Better: use structured outputs (JSON mode) if your provider supports it:

const response = await openai.chat.completions.create({
  model: 'gpt-4o',
  messages,
  response_format: { type: 'json_object' }, // Guaranteed valid JSON
});

Failure Mode 3: Rate Limit Errors Reach Users

LLM API providers rate-limit at the account level, not per-user. When your application hits the rate limit, every user experiences the error simultaneously. Most implementations don't handle this gracefully.

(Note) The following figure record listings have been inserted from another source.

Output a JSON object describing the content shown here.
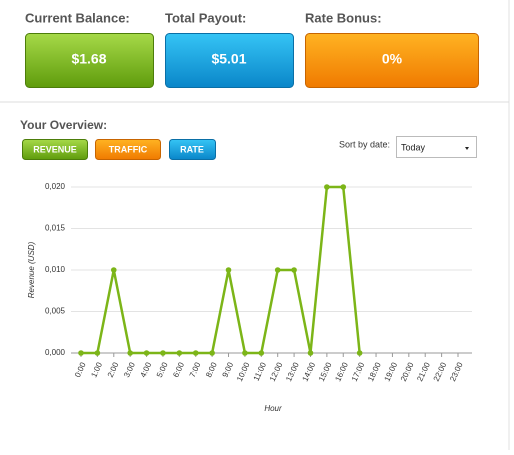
{
  "cards": [
    {
      "label": "Current Balance:",
      "value": "$1.68"
    },
    {
      "label": "Total Payout:",
      "value": "$5.01"
    },
    {
      "label": "Rate Bonus:",
      "value": "0%"
    }
  ],
  "overview_title": "Your Overview:",
  "tabs": [
    "REVENUE",
    "TRAFFIC",
    "RATE"
  ],
  "sort_label": "Sort by date:",
  "sort_value": "Today",
  "chart_data": {
    "type": "line",
    "ylabel": "Revenue (USD)",
    "xlabel": "Hour",
    "categories": [
      "0:00",
      "1:00",
      "2:00",
      "3:00",
      "4:00",
      "5:00",
      "6:00",
      "7:00",
      "8:00",
      "9:00",
      "10:00",
      "11:00",
      "12:00",
      "13:00",
      "14:00",
      "15:00",
      "16:00",
      "17:00",
      "18:00",
      "19:00",
      "20:00",
      "21:00",
      "22:00",
      "23:00"
    ],
    "values": [
      0,
      0,
      0.01,
      0,
      0,
      0,
      0,
      0,
      0,
      0.01,
      0,
      0,
      0.01,
      0.01,
      0,
      0.02,
      0.02,
      0,
      null,
      null,
      null,
      null,
      null,
      null
    ],
    "color": "#7cb518",
    "ylim": [
      0,
      0.02
    ],
    "yticks": [
      {
        "value": 0,
        "label": "0,000"
      },
      {
        "value": 0.005,
        "label": "0,005"
      },
      {
        "value": 0.01,
        "label": "0,010"
      },
      {
        "value": 0.015,
        "label": "0,015"
      },
      {
        "value": 0.02,
        "label": "0,020"
      }
    ],
    "grid": true
  }
}
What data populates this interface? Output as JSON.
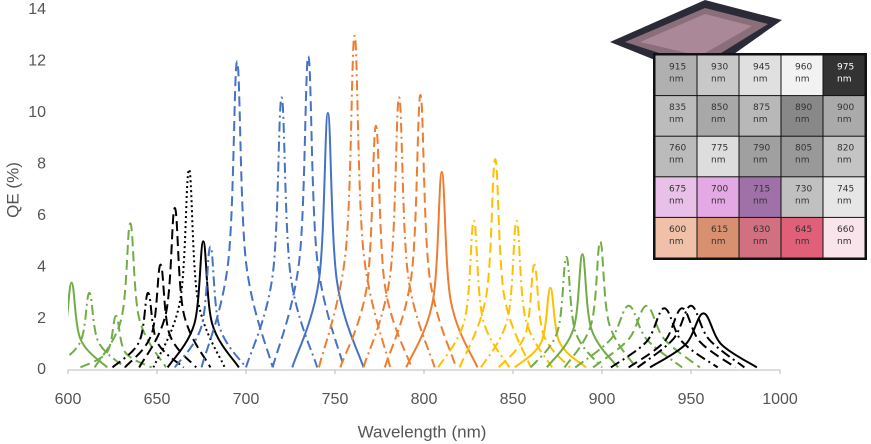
{
  "chart_data": {
    "type": "line",
    "xlabel": "Wavelength (nm)",
    "ylabel": "QE (%)",
    "xlim": [
      600,
      1000
    ],
    "xticks": [
      600,
      650,
      700,
      750,
      800,
      850,
      900,
      950,
      1000
    ],
    "ylim": [
      0,
      14
    ],
    "yticks": [
      0,
      2,
      4,
      6,
      8,
      10,
      12,
      14
    ],
    "grid": false,
    "series": [
      {
        "color": "#70ad47",
        "dash": "solid",
        "x": [
          582,
          597,
          602,
          607,
          622
        ],
        "values": [
          0.1,
          1.2,
          3.4,
          1.2,
          0.1
        ]
      },
      {
        "color": "#70ad47",
        "dash": "dashdot",
        "x": [
          592,
          607,
          612,
          617,
          632
        ],
        "values": [
          0.1,
          1.1,
          3.0,
          1.1,
          0.1
        ]
      },
      {
        "color": "#70ad47",
        "dash": "dash",
        "x": [
          607,
          622,
          627,
          632,
          647
        ],
        "values": [
          0.1,
          0.7,
          2.1,
          0.7,
          0.1
        ]
      },
      {
        "color": "#70ad47",
        "dash": "dash",
        "x": [
          615,
          630,
          635,
          640,
          655
        ],
        "values": [
          0.1,
          2.0,
          5.7,
          2.0,
          0.1
        ]
      },
      {
        "color": "#000000",
        "dash": "dashdot",
        "x": [
          625,
          640,
          645,
          650,
          665
        ],
        "values": [
          0.1,
          1.1,
          3.0,
          1.1,
          0.1
        ]
      },
      {
        "color": "#000000",
        "dash": "dash",
        "x": [
          632,
          647,
          652,
          657,
          672
        ],
        "values": [
          0.1,
          1.4,
          4.1,
          1.4,
          0.1
        ]
      },
      {
        "color": "#000000",
        "dash": "dash",
        "x": [
          640,
          655,
          660,
          665,
          680
        ],
        "values": [
          0.1,
          2.2,
          6.3,
          2.2,
          0.1
        ]
      },
      {
        "color": "#000000",
        "dash": "dot",
        "x": [
          648,
          663,
          668,
          673,
          688
        ],
        "values": [
          0.1,
          2.7,
          7.8,
          2.7,
          0.1
        ]
      },
      {
        "color": "#000000",
        "dash": "solid",
        "x": [
          656,
          671,
          676,
          681,
          696
        ],
        "values": [
          0.1,
          1.8,
          5.0,
          1.8,
          0.1
        ]
      },
      {
        "color": "#4472c4",
        "dash": "dashdot",
        "x": [
          660,
          675,
          680,
          685,
          700
        ],
        "values": [
          0.1,
          1.7,
          4.8,
          1.7,
          0.1
        ]
      },
      {
        "color": "#4472c4",
        "dash": "dash",
        "x": [
          675,
          690,
          695,
          700,
          715
        ],
        "values": [
          0.1,
          4.2,
          12.0,
          4.2,
          0.1
        ]
      },
      {
        "color": "#4472c4",
        "dash": "dashdot",
        "x": [
          700,
          715,
          720,
          725,
          740
        ],
        "values": [
          0.1,
          3.7,
          10.6,
          3.7,
          0.1
        ]
      },
      {
        "color": "#4472c4",
        "dash": "dash",
        "x": [
          715,
          730,
          735,
          740,
          755
        ],
        "values": [
          0.1,
          4.3,
          12.2,
          4.3,
          0.1
        ]
      },
      {
        "color": "#4472c4",
        "dash": "solid",
        "x": [
          726,
          741,
          746,
          751,
          766
        ],
        "values": [
          0.1,
          3.5,
          10.0,
          3.5,
          0.1
        ]
      },
      {
        "color": "#ed7d31",
        "dash": "dashdot",
        "x": [
          741,
          756,
          761,
          766,
          781
        ],
        "values": [
          0.1,
          4.6,
          13.0,
          4.6,
          0.1
        ]
      },
      {
        "color": "#ed7d31",
        "dash": "dash",
        "x": [
          753,
          768,
          773,
          778,
          793
        ],
        "values": [
          0.1,
          3.3,
          9.5,
          3.3,
          0.1
        ]
      },
      {
        "color": "#ed7d31",
        "dash": "dashdot",
        "x": [
          766,
          781,
          786,
          791,
          806
        ],
        "values": [
          0.1,
          3.7,
          10.6,
          3.7,
          0.1
        ]
      },
      {
        "color": "#ed7d31",
        "dash": "dash",
        "x": [
          778,
          793,
          798,
          803,
          818
        ],
        "values": [
          0.1,
          3.7,
          10.7,
          3.7,
          0.1
        ]
      },
      {
        "color": "#ed7d31",
        "dash": "solid",
        "x": [
          790,
          805,
          810,
          815,
          830
        ],
        "values": [
          0.1,
          2.7,
          7.7,
          2.7,
          0.1
        ]
      },
      {
        "color": "#ffc000",
        "dash": "dashdot",
        "x": [
          808,
          823,
          828,
          833,
          848
        ],
        "values": [
          0.1,
          2.0,
          5.8,
          2.0,
          0.1
        ]
      },
      {
        "color": "#ffc000",
        "dash": "dash",
        "x": [
          820,
          835,
          840,
          845,
          860
        ],
        "values": [
          0.1,
          2.9,
          8.2,
          2.9,
          0.1
        ]
      },
      {
        "color": "#ffc000",
        "dash": "dashdot",
        "x": [
          832,
          847,
          852,
          857,
          872
        ],
        "values": [
          0.1,
          2.0,
          5.8,
          2.0,
          0.1
        ]
      },
      {
        "color": "#ffc000",
        "dash": "dash",
        "x": [
          842,
          857,
          862,
          867,
          882
        ],
        "values": [
          0.1,
          1.4,
          4.1,
          1.4,
          0.1
        ]
      },
      {
        "color": "#ffc000",
        "dash": "solid",
        "x": [
          851,
          866,
          871,
          876,
          891
        ],
        "values": [
          0.1,
          1.1,
          3.2,
          1.1,
          0.1
        ]
      },
      {
        "color": "#70ad47",
        "dash": "dashdot",
        "x": [
          860,
          875,
          880,
          885,
          900
        ],
        "values": [
          0.1,
          1.5,
          4.4,
          1.5,
          0.1
        ]
      },
      {
        "color": "#70ad47",
        "dash": "solid",
        "x": [
          869,
          884,
          889,
          894,
          909
        ],
        "values": [
          0.1,
          1.6,
          4.5,
          1.6,
          0.1
        ]
      },
      {
        "color": "#70ad47",
        "dash": "dash",
        "x": [
          879,
          894,
          899,
          904,
          919
        ],
        "values": [
          0.1,
          1.8,
          5.0,
          1.8,
          0.1
        ]
      },
      {
        "color": "#70ad47",
        "dash": "dashdot",
        "x": [
          885,
          905,
          915,
          925,
          945
        ],
        "values": [
          0.1,
          1.2,
          2.5,
          1.2,
          0.1
        ]
      },
      {
        "color": "#70ad47",
        "dash": "dash",
        "x": [
          895,
          915,
          925,
          935,
          955
        ],
        "values": [
          0.1,
          1.2,
          2.5,
          1.2,
          0.1
        ]
      },
      {
        "color": "#000000",
        "dash": "dashdot",
        "x": [
          905,
          925,
          935,
          945,
          965
        ],
        "values": [
          0.1,
          1.1,
          2.4,
          1.1,
          0.1
        ]
      },
      {
        "color": "#000000",
        "dash": "dash",
        "x": [
          915,
          935,
          945,
          955,
          975
        ],
        "values": [
          0.1,
          1.1,
          2.4,
          1.1,
          0.1
        ]
      },
      {
        "color": "#000000",
        "dash": "dashdot",
        "x": [
          920,
          940,
          950,
          960,
          980
        ],
        "values": [
          0.1,
          1.2,
          2.5,
          1.2,
          0.1
        ]
      },
      {
        "color": "#000000",
        "dash": "solid",
        "x": [
          927,
          947,
          957,
          967,
          987
        ],
        "values": [
          0.1,
          1.0,
          2.2,
          1.0,
          0.1
        ]
      }
    ]
  },
  "inset": {
    "unit": "nm",
    "rows": [
      [
        {
          "label": "915",
          "color": "#b0b0b0"
        },
        {
          "label": "930",
          "color": "#c8c8c8"
        },
        {
          "label": "945",
          "color": "#e0e0e0"
        },
        {
          "label": "960",
          "color": "#f2f2f2"
        },
        {
          "label": "975",
          "color": "#333333"
        }
      ],
      [
        {
          "label": "835",
          "color": "#bcbcbc"
        },
        {
          "label": "850",
          "color": "#a8a8a8"
        },
        {
          "label": "875",
          "color": "#b8b8b8"
        },
        {
          "label": "890",
          "color": "#888888"
        },
        {
          "label": "900",
          "color": "#aaaaaa"
        }
      ],
      [
        {
          "label": "760",
          "color": "#bbbbbb"
        },
        {
          "label": "775",
          "color": "#dddddd"
        },
        {
          "label": "790",
          "color": "#a0a0a0"
        },
        {
          "label": "805",
          "color": "#999999"
        },
        {
          "label": "820",
          "color": "#c4c4c4"
        }
      ],
      [
        {
          "label": "675",
          "color": "#e8c0e8"
        },
        {
          "label": "700",
          "color": "#e4a8e4"
        },
        {
          "label": "715",
          "color": "#a070a8"
        },
        {
          "label": "730",
          "color": "#c0c0c0"
        },
        {
          "label": "745",
          "color": "#e6e6e6"
        }
      ],
      [
        {
          "label": "600",
          "color": "#f0c0a8"
        },
        {
          "label": "615",
          "color": "#d89070"
        },
        {
          "label": "630",
          "color": "#d07080"
        },
        {
          "label": "645",
          "color": "#e0607a"
        },
        {
          "label": "660",
          "color": "#f8e4ea"
        }
      ]
    ]
  }
}
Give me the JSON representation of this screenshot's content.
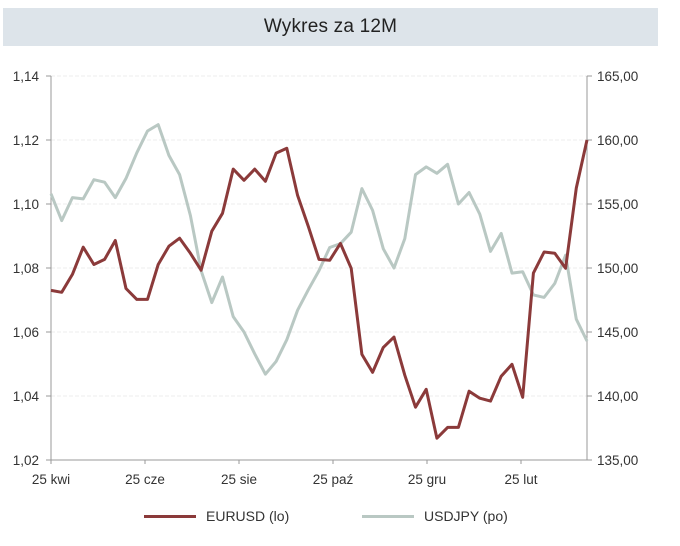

async function callLLMWithRetry(messages, maxRetries = 3) {
  for (let attempt = 1; attempt <= maxRetries; attempt++) {
    try {
      return await callLLM(messages);
    } catch (err) {
      if (err.status === 429 && attempt < maxRetries) {
        // Exponential backoff: 1s, 2s, 4s
        const delay = Math.pow(2, attempt - 1) * 1000;
        await sleep(delay);
        continue;
      }
      throw err;
    }
  }
}

Full stack developer working on integration

Cost Management Architecture

Token costs are the most common surprise in LLM production deployments. The costs that developers underestimate:

System prompt tokens: If you have a 500-token system prompt and each user sends 50 tokens, you're sending 550 tokens per request — 91% of the cost is your own instructions.

Conversation history tokens: Each turn of a multi-turn conversation includes all previous turns. A 10-turn conversation sends the full history with each message. Token count grows quadratically with conversation length.

Implement token budgets:

function trimConversationHistory(history, maxTokens = 6000) {
  let tokenCount = 0;
  const trimmed = [];
  
  // Work backwards from most recent
  for (let i = history.length - 1; i >= 0; i--) {
    const estimatedTokens = Math.ceil(history[i].content.length / 4);
    
    if (tokenCount + estimatedTokens > maxTokens) break;
    
    trimmed.unshift(history[i]);
    tokenCount += estimatedTokens;
  }
  
  return trimmed;
}

Cache identical requests:

async function getCachedOrCallLLM(userId, systemPrompt, userMessage) {
  const cacheKey = `llm:${userId}:${hash(userMessage)}`;
  
  const cached = await redis.get(cacheKey);
  if (cached) return JSON.parse(cached);
  
  const response = await callLLM([
    { role: 'system', content: systemPrompt },
    { role: 'user', content: userMessage },
  ]);
  
  await redis.setex(cacheKey, 3600, JSON.stringify(response));
  return response;
}

The Production Integration Checklist

Before deploying any LLM integration to production:

LLM calls run through your backend server, never directly from the browser
All LLM routes have explicit request timeouts (30s recommended)
max_tokens is set explicitly on every call (never unbounded)
JSON responses use structured output mode or are parsed with malformed-response handling
Rate limit errors are caught and retried with exponential backoff
Per-user rate limiting is implemented
Conversation history is trimmed to a token budget before each call
Token usage is logged per request for cost attribution
A cost ceiling is enforced per user per day/month

The LLM works. The integration around it is where production systems fail. Get these nine items right and you move from "demo quality" to "production quality."